Booming Asian gas demand ripples all the way to Norway

Bloomberg

Asia’s rapacious thirst for liquefied natural gas is sucking supplies from surprising places. China to Japan and South Korea are paying top dollar for the super-chilled fuel. The pull is so strong that Norway’s Statoil ASA, which usually exports most of its LNG to Europe, is shipping a rare cargo east. It plans to send more.
Asia gets most of its LNG from Australia, including from the giant Gorgon project on the country’s northwest coast. Malaysia, Papua New Guinea and Indonesia are also big suppliers.
Statoil’s tanker, the Arctic Aurora, due in South Korea this week shows how the LNG market is becoming global, with more cargoes travelling long distances from the Atlantic to the Pacific region as China leads a landmark shift to burning gas instead of coal. For Statoil, it’s a chance to squeeze a little more profit from its overall gas production that’s already near full capacity.

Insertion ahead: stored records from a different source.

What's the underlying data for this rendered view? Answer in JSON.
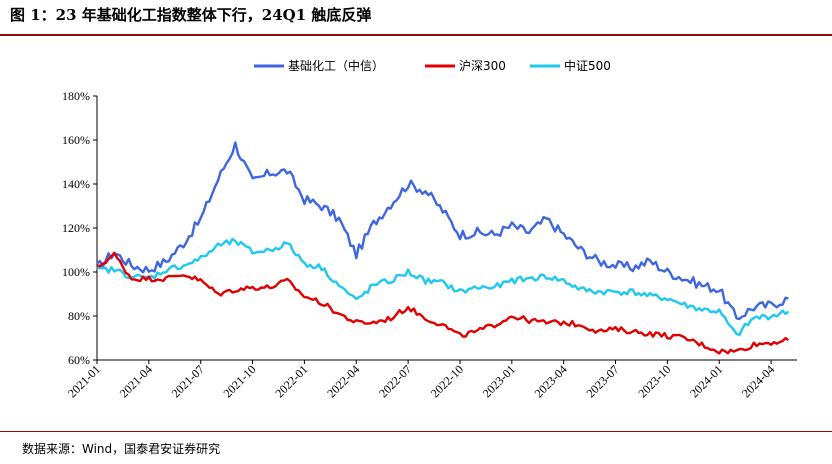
{
  "figure": {
    "title": "图 1：23 年基础化工指数整体下行，24Q1 触底反弹",
    "source": "数据来源：Wind，国泰君安证券研究"
  },
  "chart_data": {
    "type": "line",
    "title": "",
    "xlabel": "",
    "ylabel": "",
    "ylim": [
      60,
      180
    ],
    "yticks": [
      "60%",
      "80%",
      "100%",
      "120%",
      "140%",
      "160%",
      "180%"
    ],
    "xticks": [
      "2021-01",
      "2021-04",
      "2021-07",
      "2021-10",
      "2022-01",
      "2022-04",
      "2022-07",
      "2022-10",
      "2023-01",
      "2023-04",
      "2023-07",
      "2023-10",
      "2024-01",
      "2024-04"
    ],
    "legend_position": "top",
    "grid": false,
    "x": [
      "2021-01",
      "2021-02",
      "2021-03",
      "2021-04",
      "2021-05",
      "2021-06",
      "2021-07",
      "2021-08",
      "2021-09",
      "2021-10",
      "2021-11",
      "2021-12",
      "2022-01",
      "2022-02",
      "2022-03",
      "2022-04",
      "2022-05",
      "2022-06",
      "2022-07",
      "2022-08",
      "2022-09",
      "2022-10",
      "2022-11",
      "2022-12",
      "2023-01",
      "2023-02",
      "2023-03",
      "2023-04",
      "2023-05",
      "2023-06",
      "2023-07",
      "2023-08",
      "2023-09",
      "2023-10",
      "2023-11",
      "2023-12",
      "2024-01",
      "2024-02",
      "2024-03",
      "2024-04",
      "2024-05"
    ],
    "series": [
      {
        "name": "基础化工（中信）",
        "color": "#3f66e0",
        "values": [
          102,
          109,
          103,
          101,
          105,
          113,
          124,
          142,
          158,
          141,
          145,
          146,
          133,
          130,
          124,
          108,
          122,
          131,
          140,
          137,
          128,
          117,
          118,
          117,
          121,
          118,
          124,
          117,
          110,
          105,
          103,
          102,
          105,
          100,
          97,
          94,
          92,
          79,
          84,
          85,
          88
        ]
      },
      {
        "name": "沪深300",
        "color": "#e00000",
        "values": [
          102,
          108,
          97,
          97,
          97,
          99,
          96,
          90,
          92,
          93,
          93,
          96,
          89,
          86,
          81,
          77,
          77,
          79,
          84,
          79,
          76,
          71,
          73,
          76,
          80,
          78,
          77,
          77,
          76,
          73,
          74,
          73,
          72,
          71,
          70,
          67,
          64,
          64,
          67,
          68,
          69
        ]
      },
      {
        "name": "中证500",
        "color": "#1ec8ee",
        "values": [
          101,
          101,
          98,
          97,
          101,
          103,
          106,
          112,
          114,
          109,
          110,
          113,
          104,
          102,
          94,
          87,
          94,
          96,
          100,
          96,
          95,
          91,
          93,
          93,
          96,
          97,
          98,
          96,
          92,
          91,
          91,
          91,
          89,
          88,
          85,
          83,
          82,
          71,
          79,
          80,
          82
        ]
      }
    ]
  }
}
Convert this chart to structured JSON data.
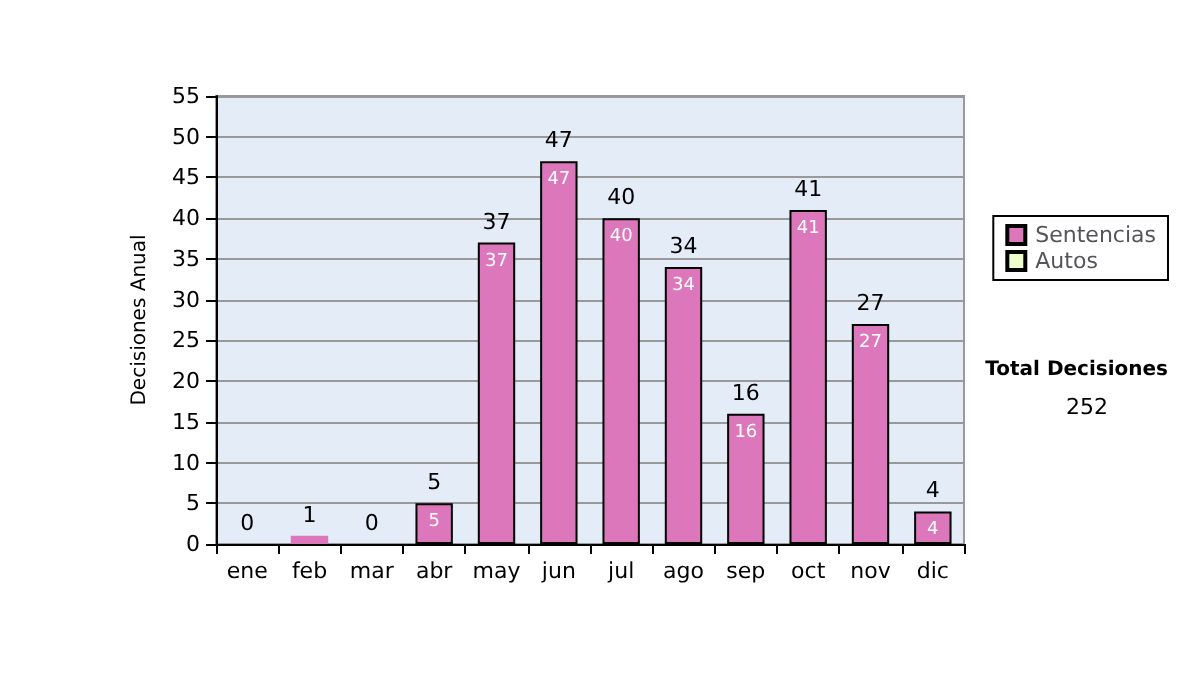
{
  "chart_data": {
    "type": "bar",
    "ylabel": "Decisiones Anual",
    "categories": [
      "ene",
      "feb",
      "mar",
      "abr",
      "may",
      "jun",
      "jul",
      "ago",
      "sep",
      "oct",
      "nov",
      "dic"
    ],
    "series": [
      {
        "name": "Sentencias",
        "color": "#dd77bb",
        "values": [
          0,
          1,
          0,
          5,
          37,
          47,
          40,
          34,
          16,
          41,
          27,
          4
        ],
        "value_labels": [
          null,
          null,
          null,
          "5",
          "37",
          "47",
          "40",
          "34",
          "16",
          "41",
          "27",
          "4"
        ]
      },
      {
        "name": "Autos",
        "color": "#eeffcc",
        "values": [
          0,
          0,
          0,
          0,
          0,
          0,
          0,
          0,
          0,
          0,
          0,
          0
        ]
      }
    ],
    "stacked": true,
    "totals": [
      "0",
      "1",
      "0",
      "5",
      "37",
      "47",
      "40",
      "34",
      "16",
      "41",
      "27",
      "4"
    ],
    "ylim": [
      0,
      55
    ],
    "yticks": [
      0,
      5,
      10,
      15,
      20,
      25,
      30,
      35,
      40,
      45,
      50,
      55
    ],
    "grid": "y",
    "legend": "right",
    "annotations": [
      "Total Decisiones",
      "252"
    ]
  }
}
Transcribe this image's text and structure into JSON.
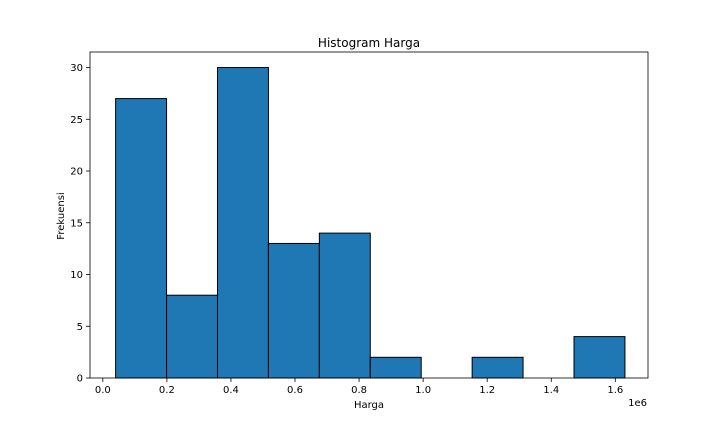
{
  "chart_data": {
    "type": "bar",
    "title": "Histogram Harga",
    "xlabel": "Harga",
    "ylabel": "Frekuensi",
    "x_scale_label": "1e6",
    "xlim": [
      -0.04,
      1.702
    ],
    "ylim": [
      0,
      31.5
    ],
    "grid": false,
    "bar_color": "#1f77b4",
    "edge_color": "#000000",
    "bins": [
      {
        "start": 0.04,
        "end": 0.199,
        "count": 27
      },
      {
        "start": 0.199,
        "end": 0.358,
        "count": 8
      },
      {
        "start": 0.358,
        "end": 0.517,
        "count": 30
      },
      {
        "start": 0.517,
        "end": 0.676,
        "count": 13
      },
      {
        "start": 0.676,
        "end": 0.835,
        "count": 14
      },
      {
        "start": 0.835,
        "end": 0.994,
        "count": 2
      },
      {
        "start": 0.994,
        "end": 1.153,
        "count": 0
      },
      {
        "start": 1.153,
        "end": 1.312,
        "count": 2
      },
      {
        "start": 1.312,
        "end": 1.471,
        "count": 0
      },
      {
        "start": 1.471,
        "end": 1.63,
        "count": 4
      }
    ],
    "x_ticks": [
      {
        "value": 0.0,
        "label": "0.0"
      },
      {
        "value": 0.2,
        "label": "0.2"
      },
      {
        "value": 0.4,
        "label": "0.4"
      },
      {
        "value": 0.6,
        "label": "0.6"
      },
      {
        "value": 0.8,
        "label": "0.8"
      },
      {
        "value": 1.0,
        "label": "1.0"
      },
      {
        "value": 1.2,
        "label": "1.2"
      },
      {
        "value": 1.4,
        "label": "1.4"
      },
      {
        "value": 1.6,
        "label": "1.6"
      }
    ],
    "y_ticks": [
      {
        "value": 0,
        "label": "0"
      },
      {
        "value": 5,
        "label": "5"
      },
      {
        "value": 10,
        "label": "10"
      },
      {
        "value": 15,
        "label": "15"
      },
      {
        "value": 20,
        "label": "20"
      },
      {
        "value": 25,
        "label": "25"
      },
      {
        "value": 30,
        "label": "30"
      }
    ]
  }
}
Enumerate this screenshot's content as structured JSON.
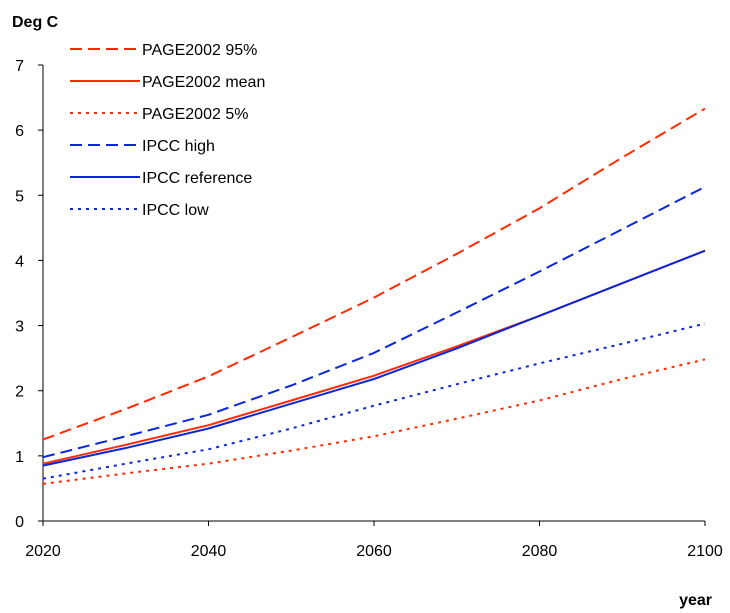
{
  "chart_data": {
    "type": "line",
    "title": "",
    "ylabel": "Deg C",
    "xlabel": "year",
    "xlim": [
      2020,
      2100
    ],
    "ylim": [
      0,
      7
    ],
    "xticks": [
      "2020",
      "2040",
      "2060",
      "2080",
      "2100"
    ],
    "yticks": [
      "0",
      "1",
      "2",
      "3",
      "4",
      "5",
      "6",
      "7"
    ],
    "grid": false,
    "legend_position": "top-left",
    "series": [
      {
        "name": "PAGE2002 95%",
        "color": "#ff2a00",
        "style": "dashed",
        "x": [
          2020,
          2030,
          2040,
          2050,
          2060,
          2070,
          2080,
          2090,
          2100
        ],
        "y": [
          1.25,
          1.72,
          2.22,
          2.82,
          3.43,
          4.1,
          4.8,
          5.58,
          6.33
        ]
      },
      {
        "name": "PAGE2002 mean",
        "color": "#ff2a00",
        "style": "solid",
        "x": [
          2020,
          2030,
          2040,
          2050,
          2060,
          2070,
          2080,
          2090,
          2100
        ],
        "y": [
          0.88,
          1.17,
          1.47,
          1.85,
          2.23,
          2.68,
          3.15,
          3.65,
          4.15
        ]
      },
      {
        "name": "PAGE2002 5%",
        "color": "#ff2a00",
        "style": "dotted",
        "x": [
          2020,
          2030,
          2040,
          2050,
          2060,
          2070,
          2080,
          2090,
          2100
        ],
        "y": [
          0.57,
          0.73,
          0.88,
          1.08,
          1.3,
          1.57,
          1.85,
          2.18,
          2.48
        ]
      },
      {
        "name": "IPCC high",
        "color": "#0b27d6",
        "style": "dashed",
        "x": [
          2020,
          2030,
          2040,
          2050,
          2060,
          2070,
          2080,
          2090,
          2100
        ],
        "y": [
          0.98,
          1.3,
          1.63,
          2.08,
          2.58,
          3.2,
          3.83,
          4.48,
          5.13
        ]
      },
      {
        "name": "IPCC reference",
        "color": "#0b27d6",
        "style": "solid",
        "x": [
          2020,
          2030,
          2040,
          2050,
          2060,
          2070,
          2080,
          2090,
          2100
        ],
        "y": [
          0.85,
          1.12,
          1.42,
          1.8,
          2.18,
          2.65,
          3.15,
          3.65,
          4.15
        ]
      },
      {
        "name": "IPCC low",
        "color": "#0b27d6",
        "style": "dotted",
        "x": [
          2020,
          2030,
          2040,
          2050,
          2060,
          2070,
          2080,
          2090,
          2100
        ],
        "y": [
          0.65,
          0.88,
          1.1,
          1.42,
          1.77,
          2.1,
          2.42,
          2.72,
          3.03
        ]
      }
    ]
  }
}
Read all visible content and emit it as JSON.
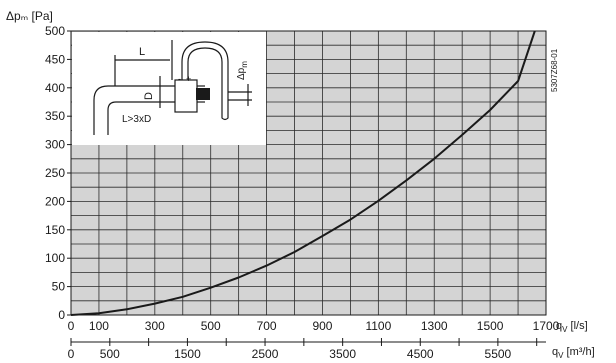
{
  "chart_data": {
    "type": "line",
    "ylabel": "Δpₘ [Pa]",
    "ylim": [
      0,
      500
    ],
    "yticks": [
      0,
      50,
      100,
      150,
      200,
      250,
      300,
      350,
      400,
      450,
      500
    ],
    "xlim": [
      0,
      1700
    ],
    "xticks": [
      0,
      100,
      300,
      500,
      700,
      900,
      1100,
      1300,
      1500,
      1700
    ],
    "xlabel_prefix": "q",
    "xlabel_sub": "V",
    "xlabel_unit": "[l/s]",
    "x2lim": [
      0,
      6120
    ],
    "x2ticks": [
      0,
      500,
      1500,
      2500,
      3500,
      4500,
      5500
    ],
    "x2label_prefix": "q",
    "x2label_sub": "V",
    "x2label_unit": "[m³/h]",
    "grid": true,
    "doc_code": "5307Z68-01",
    "series": [
      {
        "x": [
          0,
          100,
          200,
          300,
          400,
          500,
          600,
          700,
          800,
          900,
          1000,
          1100,
          1200,
          1300,
          1400,
          1500,
          1600,
          1660
        ],
        "values": [
          0,
          3,
          10,
          20,
          32,
          48,
          66,
          87,
          111,
          139,
          168,
          201,
          237,
          275,
          317,
          361,
          412,
          500
        ]
      }
    ],
    "inset": {
      "labels": {
        "length": "L",
        "diameter": "D",
        "condition": "L>3xD",
        "pressure": "Δp",
        "pressure_sub": "m",
        "minus": "-",
        "plus": "+"
      }
    },
    "colors": {
      "grid_fill": "#d4d4d4",
      "grid_line": "#2a2a2a",
      "curve": "#1a1a1a",
      "inset_bg": "#ffffff"
    }
  }
}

“What we’ve seen in Asia is strong prices,” said Peder Bjorland, Statoil’s head of natural gas. But “it doesn’t help to have strong prices if you don’t have the shipping capacity. It’s been difficult to get hold of spot vessels.” The producer has in the past sent cargoes to Malaysia, China, India and Japan, but it mainly serves the markets in Europe and
the Americas.
As well as shipping its own production from its Arctic plant, which produces about 40 cargoes a year, Statoil buys and sells LNG in the market. It traded about nine cargoes in each of past two years and has plans to handle more.